長く切り揃えられた黒髪。白く艷やかな肌。真っ直ぐに伸びた背筋。緑色を主軸としたロングスカートの制服を纏う凛とした顔立ちの少女、その表情は孤独さを表していた。
荷解きの最中、彼女は部屋の異変に気がついた。
「部屋が手入れされている。」
彼女は随分と長い間この家を離れていた。
それなのに埃が見当たらないとはどういうことか、状況を整理するまもなく、嫌な予感が横切る。
その呟きは彼女にとって最も恐れている状態を想像させた。
「折神家かッ!」
目を見開き、荷解きをやめ、仏壇に駆け寄るや、手を合わせる訳でもなく、仏壇の裏に手を伸ばした。
ゴソゴソと乱暴に探り、手を止める。
緊張の糸が切れる。鼓動が落ち着く。
「あった。」
と、気の抜けたように、彼女は心から安堵する。
どうやら隠しものが見つかることはなかったようだ。
緊張が解けたことにより少し落ち着いたようで、乱暴に散らかした仏壇を整理する。
深呼吸をし、仏壇に向かい合い、覚悟を決める。
「母さん、父さん、成し遂げてきます。」
大きな門を構える御屋敷の前に少年は構えていた。
この場所で明日、刀使による御前試合が行われる。
少年は下見に来る学生が少なくはないこの場所で空気のように解けこめている。まるで違和感がない。

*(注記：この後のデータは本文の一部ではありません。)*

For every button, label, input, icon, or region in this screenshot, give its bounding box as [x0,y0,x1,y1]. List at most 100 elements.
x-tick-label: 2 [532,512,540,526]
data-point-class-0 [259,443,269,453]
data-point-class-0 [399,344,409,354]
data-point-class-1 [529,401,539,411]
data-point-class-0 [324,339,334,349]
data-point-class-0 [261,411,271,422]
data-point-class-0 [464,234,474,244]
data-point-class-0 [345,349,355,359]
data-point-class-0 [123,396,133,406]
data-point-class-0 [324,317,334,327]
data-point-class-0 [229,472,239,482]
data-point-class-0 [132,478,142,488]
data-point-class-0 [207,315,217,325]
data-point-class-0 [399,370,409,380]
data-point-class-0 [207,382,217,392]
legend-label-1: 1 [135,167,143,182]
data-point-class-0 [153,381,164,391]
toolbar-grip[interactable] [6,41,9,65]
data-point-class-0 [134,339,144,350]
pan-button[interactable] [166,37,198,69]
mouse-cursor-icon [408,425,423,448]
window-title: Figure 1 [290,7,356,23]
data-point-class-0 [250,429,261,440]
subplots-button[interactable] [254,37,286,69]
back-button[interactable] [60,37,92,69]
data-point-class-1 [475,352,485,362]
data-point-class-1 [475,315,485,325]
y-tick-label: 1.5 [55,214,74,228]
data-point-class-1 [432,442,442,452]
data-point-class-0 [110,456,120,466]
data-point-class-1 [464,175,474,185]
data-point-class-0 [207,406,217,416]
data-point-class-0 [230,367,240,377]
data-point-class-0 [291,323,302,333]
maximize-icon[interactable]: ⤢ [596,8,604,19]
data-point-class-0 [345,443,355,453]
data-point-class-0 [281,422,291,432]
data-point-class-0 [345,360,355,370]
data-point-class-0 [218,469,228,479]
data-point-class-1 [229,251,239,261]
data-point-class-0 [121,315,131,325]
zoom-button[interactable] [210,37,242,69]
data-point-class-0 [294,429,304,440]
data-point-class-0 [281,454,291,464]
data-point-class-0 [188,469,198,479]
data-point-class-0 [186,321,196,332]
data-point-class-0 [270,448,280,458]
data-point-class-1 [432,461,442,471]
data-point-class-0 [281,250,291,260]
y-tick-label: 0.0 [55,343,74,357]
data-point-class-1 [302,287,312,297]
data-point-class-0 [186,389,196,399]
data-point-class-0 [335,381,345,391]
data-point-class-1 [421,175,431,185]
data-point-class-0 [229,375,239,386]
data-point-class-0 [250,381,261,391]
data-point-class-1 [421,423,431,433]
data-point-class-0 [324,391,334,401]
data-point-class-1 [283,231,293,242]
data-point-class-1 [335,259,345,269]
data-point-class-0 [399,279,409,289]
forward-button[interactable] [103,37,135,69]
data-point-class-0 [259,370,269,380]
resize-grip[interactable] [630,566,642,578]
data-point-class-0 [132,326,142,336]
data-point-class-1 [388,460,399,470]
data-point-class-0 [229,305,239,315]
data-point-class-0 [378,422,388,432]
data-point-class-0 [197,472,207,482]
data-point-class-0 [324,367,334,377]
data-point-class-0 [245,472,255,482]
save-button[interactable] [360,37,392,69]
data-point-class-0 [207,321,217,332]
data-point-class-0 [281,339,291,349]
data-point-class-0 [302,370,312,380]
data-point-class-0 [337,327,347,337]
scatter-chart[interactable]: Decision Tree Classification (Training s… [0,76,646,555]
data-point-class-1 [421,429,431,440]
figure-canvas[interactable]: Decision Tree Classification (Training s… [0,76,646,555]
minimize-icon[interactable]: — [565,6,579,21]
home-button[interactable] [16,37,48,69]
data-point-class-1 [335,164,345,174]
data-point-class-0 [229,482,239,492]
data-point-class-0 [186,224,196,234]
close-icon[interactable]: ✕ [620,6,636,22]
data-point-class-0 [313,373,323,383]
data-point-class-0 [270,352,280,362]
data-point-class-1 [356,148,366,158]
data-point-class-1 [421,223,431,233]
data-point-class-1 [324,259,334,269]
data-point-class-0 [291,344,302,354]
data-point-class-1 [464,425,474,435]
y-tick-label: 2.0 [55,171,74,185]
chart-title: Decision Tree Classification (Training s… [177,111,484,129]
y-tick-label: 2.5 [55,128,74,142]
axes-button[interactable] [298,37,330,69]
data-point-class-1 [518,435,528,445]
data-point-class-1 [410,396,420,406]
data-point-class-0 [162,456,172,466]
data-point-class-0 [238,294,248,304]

その理由は、その容姿にあるのだろう。整った目鼻立ち、比較的小柄な体躯、色白の肌、その容姿からは、女性と勘違いされてもおかしくない。おそらく、周りからは明日の下見だろうと思われているのだろう。
少年の名は鸕宮天馬。至って健全な男性だ。
彼は、本土とは異なる日本国内の隠れ孤島で人知れず穢れを払う陰陽師である。
本来、陰陽師として働く彼が鎌倉にいるはずがない。
決してあそびに来ているわけではない。ただ、本土から隔離されている島、つまり本土に戸籍を持たない彼が本土に上陸するのは決して簡単ではないはずだ。
つまり面倒くさいのである。
居るはずがない彼がここにいるには当然わけがある。
時間は二日前まで遡る。
彼の生まれ故郷、土御門島での出来事だ。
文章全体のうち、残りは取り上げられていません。